Маркс издевается над самодовольством филистера, который недоумевает, как можно жить с самим собой в разладе, если кошелек спрятан вполне надежно. В юмористическом романе «Скорпион и Феликс» Маркс сатирическими штрихами рисует «истинно немецкую», «очень христианскую» семью, смеется над их бесплодными умствованиями. В этом произведении уже проскальзывают блестки того сверкающего остроумия, которое отличало зрелые работы Маркса. Он замечает, что все великое имеет свою противоположность и вытесняется ею: великан – карликом, гений – жалким филистером, герой Цезарь – актером Октавианом, император Наполеон – королем бюргеров Луи-Филиппом, философ Кант – «рыцарем» Кругом, поэт Шиллер – советником Раупахом, небо Лейбница – классной комнатой посредственного философа Вольфа. Аналогично этому после бури всегда остается целое море ила и грязи. И надолго!
Позднее, в «Восемнадцатом брюмера Луи Бонапарта», Маркс возвращается к сатирическому образу, родившемуся в юные годы:
«Гегель где-то отмечает, что все великие всемирно-исторические события и личности появляются, так сказать, дважды. Он забыл прибавить: первый раз в виде трагедии, второй раз в виде фарса. Коссидьер вместо Дантона, Луи Блан вместо Робеспьера, Гора 1848 – 1851 гг. вместо Горы 1793 – 1795 гг., племянник вместо дяди. И та же самая карикатура в обстоятельствах, сопровождающих второе издание восемнадцатого брюмера!»
Филистер всегда чтит оригинал, но явно предпочитает ему карикатуру. Буря его пугает, в тине же, которая остается после нее, он чувствует себя превосходно. Он снова все старается «привести в систему», уложить всю бурю в книги, на которые нетрудно найти покупателя. К этой теме юный Маркс не раз возвращается в своих эпиграммах.
В этих произведениях находит себе выход политическое умонастроение юного Маркса: его нетерпимость к реакции, ожидание революционной бури, народной победы, критика политической трусости и безразличия, ирония над удивительной способностью немцев совершать революции в книгах, но не в жизни.

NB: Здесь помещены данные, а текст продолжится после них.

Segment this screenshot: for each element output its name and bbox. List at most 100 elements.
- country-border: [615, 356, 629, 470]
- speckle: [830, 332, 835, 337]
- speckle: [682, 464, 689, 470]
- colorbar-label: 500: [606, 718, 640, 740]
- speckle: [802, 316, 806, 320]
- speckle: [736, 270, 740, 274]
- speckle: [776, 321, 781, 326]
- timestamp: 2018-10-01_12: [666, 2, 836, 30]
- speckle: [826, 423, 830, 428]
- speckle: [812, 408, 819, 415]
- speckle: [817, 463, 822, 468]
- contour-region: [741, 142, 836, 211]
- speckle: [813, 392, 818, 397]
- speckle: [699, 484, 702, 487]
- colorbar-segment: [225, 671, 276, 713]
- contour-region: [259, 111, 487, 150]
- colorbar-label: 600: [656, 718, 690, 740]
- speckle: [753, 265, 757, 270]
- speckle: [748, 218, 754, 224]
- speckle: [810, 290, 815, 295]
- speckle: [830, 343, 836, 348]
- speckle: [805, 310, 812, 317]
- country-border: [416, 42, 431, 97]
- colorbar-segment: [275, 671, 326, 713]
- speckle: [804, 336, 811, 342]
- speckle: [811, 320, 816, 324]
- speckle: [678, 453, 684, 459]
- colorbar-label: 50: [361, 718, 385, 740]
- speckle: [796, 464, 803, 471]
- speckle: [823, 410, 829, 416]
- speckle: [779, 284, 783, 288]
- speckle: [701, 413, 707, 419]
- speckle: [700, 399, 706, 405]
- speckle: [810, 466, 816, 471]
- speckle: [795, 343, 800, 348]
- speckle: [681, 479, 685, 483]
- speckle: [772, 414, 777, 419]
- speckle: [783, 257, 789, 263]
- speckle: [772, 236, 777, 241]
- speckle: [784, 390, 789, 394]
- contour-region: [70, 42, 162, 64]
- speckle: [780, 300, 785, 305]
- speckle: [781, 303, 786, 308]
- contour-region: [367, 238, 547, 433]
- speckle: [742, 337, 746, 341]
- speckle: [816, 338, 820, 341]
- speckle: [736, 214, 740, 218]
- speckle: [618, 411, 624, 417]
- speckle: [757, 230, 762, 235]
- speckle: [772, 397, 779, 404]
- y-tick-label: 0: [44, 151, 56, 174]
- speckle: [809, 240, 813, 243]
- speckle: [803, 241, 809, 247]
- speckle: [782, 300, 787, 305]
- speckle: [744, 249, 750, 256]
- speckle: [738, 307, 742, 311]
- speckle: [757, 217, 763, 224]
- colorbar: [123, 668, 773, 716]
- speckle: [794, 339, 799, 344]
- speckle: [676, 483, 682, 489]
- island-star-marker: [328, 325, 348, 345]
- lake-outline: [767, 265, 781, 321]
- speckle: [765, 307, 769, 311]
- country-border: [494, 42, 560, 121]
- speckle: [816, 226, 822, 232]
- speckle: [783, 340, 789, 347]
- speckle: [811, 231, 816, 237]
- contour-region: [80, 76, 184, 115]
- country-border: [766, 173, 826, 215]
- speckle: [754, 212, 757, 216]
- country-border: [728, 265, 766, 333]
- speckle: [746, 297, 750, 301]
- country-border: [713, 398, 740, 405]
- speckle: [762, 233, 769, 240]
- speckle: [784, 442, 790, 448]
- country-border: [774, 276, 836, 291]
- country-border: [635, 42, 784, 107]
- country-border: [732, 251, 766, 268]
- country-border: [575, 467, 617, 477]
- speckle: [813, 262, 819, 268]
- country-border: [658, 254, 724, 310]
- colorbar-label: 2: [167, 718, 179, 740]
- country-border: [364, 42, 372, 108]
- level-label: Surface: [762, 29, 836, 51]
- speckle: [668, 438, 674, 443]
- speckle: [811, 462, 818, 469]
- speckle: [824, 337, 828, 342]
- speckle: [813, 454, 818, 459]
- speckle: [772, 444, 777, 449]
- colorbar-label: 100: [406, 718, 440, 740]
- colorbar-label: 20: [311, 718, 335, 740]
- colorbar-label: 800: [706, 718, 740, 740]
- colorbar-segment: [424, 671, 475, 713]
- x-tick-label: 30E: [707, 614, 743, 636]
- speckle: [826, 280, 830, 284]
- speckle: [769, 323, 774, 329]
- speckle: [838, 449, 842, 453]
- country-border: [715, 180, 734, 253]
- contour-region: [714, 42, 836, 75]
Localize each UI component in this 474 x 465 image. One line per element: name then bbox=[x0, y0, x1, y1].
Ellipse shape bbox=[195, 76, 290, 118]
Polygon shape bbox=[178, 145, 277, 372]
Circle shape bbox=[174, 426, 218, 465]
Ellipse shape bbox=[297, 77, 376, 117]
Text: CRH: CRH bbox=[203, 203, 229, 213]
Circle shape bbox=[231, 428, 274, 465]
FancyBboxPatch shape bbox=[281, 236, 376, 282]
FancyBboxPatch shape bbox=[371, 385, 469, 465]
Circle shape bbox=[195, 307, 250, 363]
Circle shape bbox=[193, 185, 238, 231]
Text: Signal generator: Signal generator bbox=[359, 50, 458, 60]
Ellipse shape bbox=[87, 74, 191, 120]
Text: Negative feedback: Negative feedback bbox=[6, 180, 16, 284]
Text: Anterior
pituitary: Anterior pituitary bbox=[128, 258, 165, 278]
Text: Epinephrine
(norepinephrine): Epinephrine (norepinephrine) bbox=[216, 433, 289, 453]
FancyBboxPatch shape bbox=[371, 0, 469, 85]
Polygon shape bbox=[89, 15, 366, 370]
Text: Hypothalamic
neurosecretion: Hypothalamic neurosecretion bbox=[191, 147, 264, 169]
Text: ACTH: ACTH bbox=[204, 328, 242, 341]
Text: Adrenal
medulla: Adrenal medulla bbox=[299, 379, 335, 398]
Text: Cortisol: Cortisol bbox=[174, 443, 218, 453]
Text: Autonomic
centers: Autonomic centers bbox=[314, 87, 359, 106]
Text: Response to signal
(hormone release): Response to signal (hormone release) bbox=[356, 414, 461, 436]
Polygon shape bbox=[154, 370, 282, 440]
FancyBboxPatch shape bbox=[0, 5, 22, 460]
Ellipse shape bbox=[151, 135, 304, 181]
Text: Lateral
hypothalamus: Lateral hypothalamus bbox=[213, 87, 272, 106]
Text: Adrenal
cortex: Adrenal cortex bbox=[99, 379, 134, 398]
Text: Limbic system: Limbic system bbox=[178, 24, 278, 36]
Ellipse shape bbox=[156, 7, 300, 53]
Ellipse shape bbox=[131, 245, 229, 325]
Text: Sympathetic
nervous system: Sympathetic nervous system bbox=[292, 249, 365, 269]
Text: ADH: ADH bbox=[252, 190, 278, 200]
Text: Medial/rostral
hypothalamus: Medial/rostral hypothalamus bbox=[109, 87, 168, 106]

Франц Меринг не совсем прав, когда утверждает, что среди богатых даров, положенных музами в колыбель Маркса, не было дара ритмической речи. Хотя многие стихи Маркса подражательны и, как считал сам молодой автор, расплывчаты, туманны, но есть среди них и крупицы поэзии, блещущие, «словно далекий дворец фей». Они присутствуют и в лирических стихах, посвященных «моей дорогой, вечно любимой» Женни, и в сатирических, где пробивается острая мысль и гневное чувство. Если в первых его поэтических опытах чувствуется влияние сентиментального романтизма Шиллера, а также молодых тогда романтиков – Шамиссо, Брентано, то последние стихи отмечены печатью Гёте и особенно Гейне.

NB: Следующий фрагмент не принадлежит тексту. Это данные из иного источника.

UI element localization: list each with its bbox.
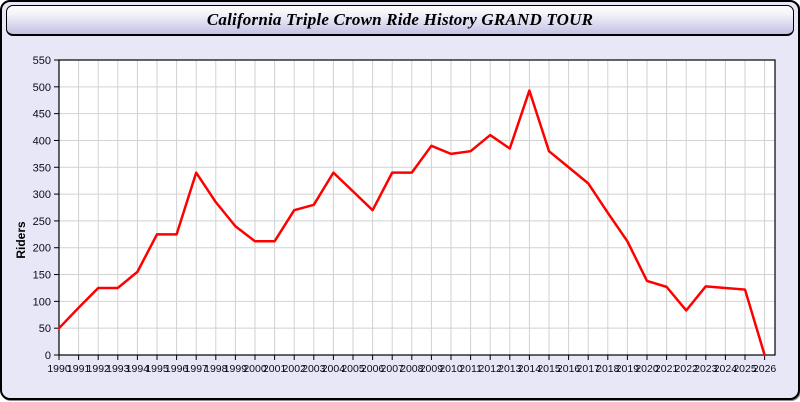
x-tick-labels: 1990199119921993199419951996199719981999… (47, 363, 776, 375)
x-tick-label: 2017 (577, 363, 601, 375)
x-tick-label: 2007 (381, 363, 405, 375)
x-tick-label: 2005 (341, 363, 365, 375)
x-tick-label: 2024 (714, 363, 738, 375)
x-tick-label: 2023 (694, 363, 718, 375)
x-tick-label: 2022 (675, 363, 699, 375)
y-tick-label: 150 (33, 270, 51, 282)
x-tick-label: 1990 (47, 363, 71, 375)
x-tick-label: 2018 (596, 363, 620, 375)
x-tick-label: 1994 (126, 363, 150, 375)
plot-border (58, 59, 776, 356)
x-tick-label: 1992 (87, 363, 111, 375)
chart-region: 0 50 100 150 200 250 300 350 400 450 500 550 1990 199… (2, 35, 798, 398)
x-tick-label: 2009 (420, 363, 444, 375)
x-tick-label: 1991 (67, 363, 91, 375)
plot-area (59, 60, 775, 355)
x-tick-label: 1993 (106, 363, 130, 375)
x-tick-label: 1996 (165, 363, 189, 375)
y-tick-label: 550 (33, 55, 51, 67)
x-tick-label: 2019 (616, 363, 640, 375)
x-tick-label: 2003 (302, 363, 326, 375)
x-tick-label: 2015 (537, 363, 561, 375)
y-tick-label: 200 (33, 243, 51, 255)
x-tick-label: 2025 (733, 363, 757, 375)
x-tick-label: 1997 (185, 363, 209, 375)
x-tick-label: 2013 (498, 363, 522, 375)
x-tick-label: 2021 (655, 363, 679, 375)
y-tick-label: 0 (45, 350, 51, 362)
y-tick-label: 500 (33, 82, 51, 94)
y-tick-label: 350 (33, 162, 51, 174)
x-tick-label: 2006 (361, 363, 385, 375)
y-axis-title: Riders (14, 221, 28, 259)
x-tick-label: 2000 (243, 363, 267, 375)
x-tick-label: 2004 (322, 363, 346, 375)
x-tick-label: 2020 (635, 363, 659, 375)
chart-title: California Triple Crown Ride History GRA… (206, 10, 594, 29)
x-tick-label: 1998 (204, 363, 228, 375)
series-line-riders (57, 89, 766, 357)
x-tick-label: 2011 (459, 363, 482, 375)
x-tick-label: 2002 (283, 363, 307, 375)
x-tick-label: 2001 (263, 363, 287, 375)
x-tick-label: 2010 (439, 363, 463, 375)
y-tick-labels: 0 50 100 150 200 250 300 350 400 450 500 550 (33, 55, 51, 362)
x-tick-label: 1999 (224, 363, 248, 375)
x-tick-label: 2012 (479, 363, 503, 375)
y-tick-label: 250 (33, 216, 51, 228)
tick-marks (54, 59, 766, 360)
y-tick-label: 50 (39, 323, 51, 335)
x-tick-label: 1995 (145, 363, 169, 375)
y-tick-label: 100 (33, 296, 51, 308)
y-tick-label: 450 (33, 109, 51, 121)
title-bar: California Triple Crown Ride History GRA… (6, 5, 794, 36)
x-tick-label: 2026 (753, 363, 777, 375)
y-tick-label: 400 (33, 135, 51, 147)
x-tick-label: 2014 (518, 363, 542, 375)
riders-line-chart: 0501001502002503003504004505005501990199… (33, 55, 777, 375)
x-tick-label: 2016 (557, 363, 581, 375)
x-tick-label: 2008 (400, 363, 424, 375)
y-tick-label: 300 (33, 189, 51, 201)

С едким сарказмом обрушивается Маркс на ханжеские поучения отцов церкви – духовных наставников филистеров. Он посвящает несколько эпиграмм лютеранскому пастору Пусткухену, который написал переложение «Вильгельма Мейстера» Гёте и поносил великого немецкого поэта за «безнравственность».
Пастору Пусткухену печь бы на церковной кухне пироги пустейших проповедей для послушной паствы. Но «карлики» нередко одержимы манией величия, они тщатся померяться с «великаном». Они подходят к нему со своей меркой и способны увидеть разве что грязь на его гигантских башмаках. Тогда «карлики» становятся высокомерно-снисходительными – достоинства «великана» кажутся им недостатками, а вот того, что они, «карлики», так ценят в самих себе, как на грех, недостает «великанам». За что же их чтут? В самом деле, иронизирует над истовым в простоте душевной Пусткухеном Маркс, как можно так высоко ценить Гёте, если он не написал даже текста для церковной проповеди? Он изучал только природу, в то время как ему следовало бы изучать лютеровский катехизис и перелагать его в стихи.